BNP, Crédit Agricole, Alstom et plus récemment Volkswagen… Depuis quelques années, les entreprises européennes battent des records d’amendes outre-Atlantique. Autant d’éléments qui perturbent les négociations en cours sur le traité transatlantique …

Mardi 20 octobre 2015, la banque selon laquelle « le bon sens a de l’avenir » signait un accord à l’amiable avec les autorités américaines : elle devra régler une amende de 694 millions d’euros pour mettre fin à son litige lié aux embargos américains. Les amendes records similaires à celle du Crédit Agricole, faisant suite à des sanctions américaines, se multiplient dans l’Union Européenne depuis quelques années, et pas uniquement dans le secteur bancaire. C’est l’occasion de revenir sur certaines de ces « amendes historiques », qui parasitent les négociations sur la signature du traité de libre-échange entre les Etats-Unis et l’Union européenne.

 

Des sanctions records pour les entreprises européennes…

En juin 2014, BNP Paribas se voyait sanctionnée d’un montant record de 8,97 milliards de dollars pour n’avoir pas respecté les embargos vers Cuba, l’Iran et le Soudan.
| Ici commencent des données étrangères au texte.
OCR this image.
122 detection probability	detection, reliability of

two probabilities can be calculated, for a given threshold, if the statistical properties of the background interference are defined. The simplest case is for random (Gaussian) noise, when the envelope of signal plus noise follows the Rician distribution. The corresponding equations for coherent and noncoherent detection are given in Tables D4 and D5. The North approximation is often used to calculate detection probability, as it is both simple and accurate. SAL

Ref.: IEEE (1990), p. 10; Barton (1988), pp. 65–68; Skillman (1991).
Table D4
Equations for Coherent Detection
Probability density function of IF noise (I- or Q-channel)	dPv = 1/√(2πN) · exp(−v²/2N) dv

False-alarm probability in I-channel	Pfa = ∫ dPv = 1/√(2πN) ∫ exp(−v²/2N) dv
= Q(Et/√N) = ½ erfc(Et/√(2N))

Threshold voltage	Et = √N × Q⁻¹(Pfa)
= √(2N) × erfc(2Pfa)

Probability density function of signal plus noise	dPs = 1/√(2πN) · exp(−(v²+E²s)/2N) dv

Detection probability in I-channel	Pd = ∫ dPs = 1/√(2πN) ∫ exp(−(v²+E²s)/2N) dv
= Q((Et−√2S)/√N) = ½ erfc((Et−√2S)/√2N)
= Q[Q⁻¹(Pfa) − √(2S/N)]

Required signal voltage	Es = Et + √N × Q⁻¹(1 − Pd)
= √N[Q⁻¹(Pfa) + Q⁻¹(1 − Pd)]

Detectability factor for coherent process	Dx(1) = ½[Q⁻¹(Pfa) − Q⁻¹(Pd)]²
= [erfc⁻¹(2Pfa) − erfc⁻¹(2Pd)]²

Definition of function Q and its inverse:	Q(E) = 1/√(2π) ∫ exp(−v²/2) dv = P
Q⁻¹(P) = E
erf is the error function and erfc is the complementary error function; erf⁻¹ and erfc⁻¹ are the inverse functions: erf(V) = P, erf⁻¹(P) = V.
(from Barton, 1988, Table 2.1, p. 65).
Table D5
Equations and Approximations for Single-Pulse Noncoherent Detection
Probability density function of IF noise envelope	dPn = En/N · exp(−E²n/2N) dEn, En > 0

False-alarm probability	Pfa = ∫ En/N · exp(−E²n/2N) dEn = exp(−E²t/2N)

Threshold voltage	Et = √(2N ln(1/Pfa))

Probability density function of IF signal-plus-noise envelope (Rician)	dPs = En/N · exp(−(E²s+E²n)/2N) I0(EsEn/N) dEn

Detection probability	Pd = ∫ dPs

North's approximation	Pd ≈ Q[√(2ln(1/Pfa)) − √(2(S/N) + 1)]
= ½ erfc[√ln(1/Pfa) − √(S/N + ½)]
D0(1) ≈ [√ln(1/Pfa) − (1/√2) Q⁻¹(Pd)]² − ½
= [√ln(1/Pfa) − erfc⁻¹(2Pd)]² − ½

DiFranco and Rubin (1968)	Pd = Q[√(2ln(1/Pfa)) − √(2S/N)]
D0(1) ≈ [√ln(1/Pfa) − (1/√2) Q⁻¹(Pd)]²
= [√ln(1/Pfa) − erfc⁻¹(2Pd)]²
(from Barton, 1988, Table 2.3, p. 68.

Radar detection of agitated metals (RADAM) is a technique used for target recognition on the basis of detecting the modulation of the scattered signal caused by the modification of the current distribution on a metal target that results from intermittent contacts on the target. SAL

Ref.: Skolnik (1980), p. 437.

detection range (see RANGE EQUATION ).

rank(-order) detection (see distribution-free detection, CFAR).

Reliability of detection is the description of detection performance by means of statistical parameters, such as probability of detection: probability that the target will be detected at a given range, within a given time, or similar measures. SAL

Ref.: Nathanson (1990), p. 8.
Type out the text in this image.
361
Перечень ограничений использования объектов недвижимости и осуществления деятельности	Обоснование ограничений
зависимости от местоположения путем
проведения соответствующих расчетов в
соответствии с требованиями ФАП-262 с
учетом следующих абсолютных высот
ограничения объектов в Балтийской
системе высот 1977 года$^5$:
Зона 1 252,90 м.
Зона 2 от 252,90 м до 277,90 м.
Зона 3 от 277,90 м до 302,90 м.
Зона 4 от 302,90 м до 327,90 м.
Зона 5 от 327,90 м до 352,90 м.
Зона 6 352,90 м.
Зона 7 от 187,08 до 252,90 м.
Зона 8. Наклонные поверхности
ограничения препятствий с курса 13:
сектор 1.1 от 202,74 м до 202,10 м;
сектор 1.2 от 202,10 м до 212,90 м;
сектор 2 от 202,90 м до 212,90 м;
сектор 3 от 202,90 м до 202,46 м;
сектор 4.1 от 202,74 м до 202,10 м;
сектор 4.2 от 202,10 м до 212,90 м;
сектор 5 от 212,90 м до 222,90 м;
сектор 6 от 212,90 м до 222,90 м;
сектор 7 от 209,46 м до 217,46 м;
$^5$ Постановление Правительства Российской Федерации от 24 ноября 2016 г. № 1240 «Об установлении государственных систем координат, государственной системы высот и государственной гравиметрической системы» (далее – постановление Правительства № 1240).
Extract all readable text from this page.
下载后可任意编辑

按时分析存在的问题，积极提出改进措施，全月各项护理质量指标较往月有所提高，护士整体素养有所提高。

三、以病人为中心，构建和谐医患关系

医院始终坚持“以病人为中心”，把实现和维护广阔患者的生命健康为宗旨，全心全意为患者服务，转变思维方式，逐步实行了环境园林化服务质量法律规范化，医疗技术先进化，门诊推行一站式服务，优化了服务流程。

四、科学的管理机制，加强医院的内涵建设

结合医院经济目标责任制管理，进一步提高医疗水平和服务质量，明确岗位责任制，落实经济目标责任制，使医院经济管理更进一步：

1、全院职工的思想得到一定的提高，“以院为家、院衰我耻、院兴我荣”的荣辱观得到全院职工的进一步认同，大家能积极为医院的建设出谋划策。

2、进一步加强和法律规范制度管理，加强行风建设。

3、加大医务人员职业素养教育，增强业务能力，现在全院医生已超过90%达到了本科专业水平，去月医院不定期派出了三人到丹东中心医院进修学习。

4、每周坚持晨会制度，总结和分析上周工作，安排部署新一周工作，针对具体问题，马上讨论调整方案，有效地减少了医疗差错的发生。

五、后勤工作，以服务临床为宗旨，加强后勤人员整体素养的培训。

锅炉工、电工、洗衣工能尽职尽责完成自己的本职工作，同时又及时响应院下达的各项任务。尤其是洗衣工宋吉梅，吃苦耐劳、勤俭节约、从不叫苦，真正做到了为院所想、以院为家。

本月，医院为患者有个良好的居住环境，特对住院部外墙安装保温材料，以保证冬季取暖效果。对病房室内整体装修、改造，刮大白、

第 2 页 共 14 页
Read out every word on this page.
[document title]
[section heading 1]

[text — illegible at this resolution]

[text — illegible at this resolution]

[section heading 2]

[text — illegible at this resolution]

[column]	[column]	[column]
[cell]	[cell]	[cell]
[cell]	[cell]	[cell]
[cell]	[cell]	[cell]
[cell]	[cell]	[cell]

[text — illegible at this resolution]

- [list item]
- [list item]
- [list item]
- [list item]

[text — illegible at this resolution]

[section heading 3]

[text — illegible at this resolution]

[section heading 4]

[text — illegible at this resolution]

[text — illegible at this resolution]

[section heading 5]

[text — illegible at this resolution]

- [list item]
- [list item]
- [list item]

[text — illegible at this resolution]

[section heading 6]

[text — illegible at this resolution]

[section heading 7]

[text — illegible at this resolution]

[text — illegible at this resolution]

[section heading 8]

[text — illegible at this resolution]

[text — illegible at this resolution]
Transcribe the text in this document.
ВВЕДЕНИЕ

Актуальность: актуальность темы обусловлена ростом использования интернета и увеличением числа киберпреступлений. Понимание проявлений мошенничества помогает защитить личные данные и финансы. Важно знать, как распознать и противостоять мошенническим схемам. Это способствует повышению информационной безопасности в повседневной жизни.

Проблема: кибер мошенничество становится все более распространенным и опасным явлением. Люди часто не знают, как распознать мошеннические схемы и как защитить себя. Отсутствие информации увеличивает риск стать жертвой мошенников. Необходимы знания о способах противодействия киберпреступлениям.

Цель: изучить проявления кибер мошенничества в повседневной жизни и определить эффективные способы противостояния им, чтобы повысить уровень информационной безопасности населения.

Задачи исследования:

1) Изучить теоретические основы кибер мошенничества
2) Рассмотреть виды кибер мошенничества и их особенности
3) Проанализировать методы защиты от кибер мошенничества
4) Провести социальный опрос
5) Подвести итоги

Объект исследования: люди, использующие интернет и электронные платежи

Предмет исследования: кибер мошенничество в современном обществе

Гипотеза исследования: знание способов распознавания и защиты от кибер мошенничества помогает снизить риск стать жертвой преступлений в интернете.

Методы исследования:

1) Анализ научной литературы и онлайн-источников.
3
Les Etats-Unis considèrent en effet que toute opération faite en dollars doit être conforme à la législation américaine. L’amende qui a sanctionné la violation de l’embargo américain avait poussé François Hollande à écrire à son homologue américain pour l’alerter du « caractère disproportionné des sanctions envisagées » contre la banque. L’amende infligée à la banque française est en effet sans précédent pour un groupe étranger. Au-delà du paiement, la banque avait également dû reconnaître publiquement sa culpabilité, et a plaidé coupable de violation de sanctions. Le groupe s’est en outre vu interdire pour une durée limitée certaines transactions en dollar. La banque n’avait pourtant brisé aucun interdit français ou européen dans ses échanges avec Cuba, l’Iran et le Soudan. Mais les Etats-Unis profitent allègrement de leur contrôle sur le dollar pour appliquer ses sanctions hors de ses frontières. Cette affaire avait connu un précédent en 2013, lorsque Clearstream, la filiale dédiée à la compensation de l’opérateur boursier allemand Deutsche Börse, avait, dans des conditions similaires à celles de la BNP, versé 152 millions de dollars aux Etats-Unis afin de mettre un terme à des poursuites liées à la violation de sanctions imposées à l’Iran.          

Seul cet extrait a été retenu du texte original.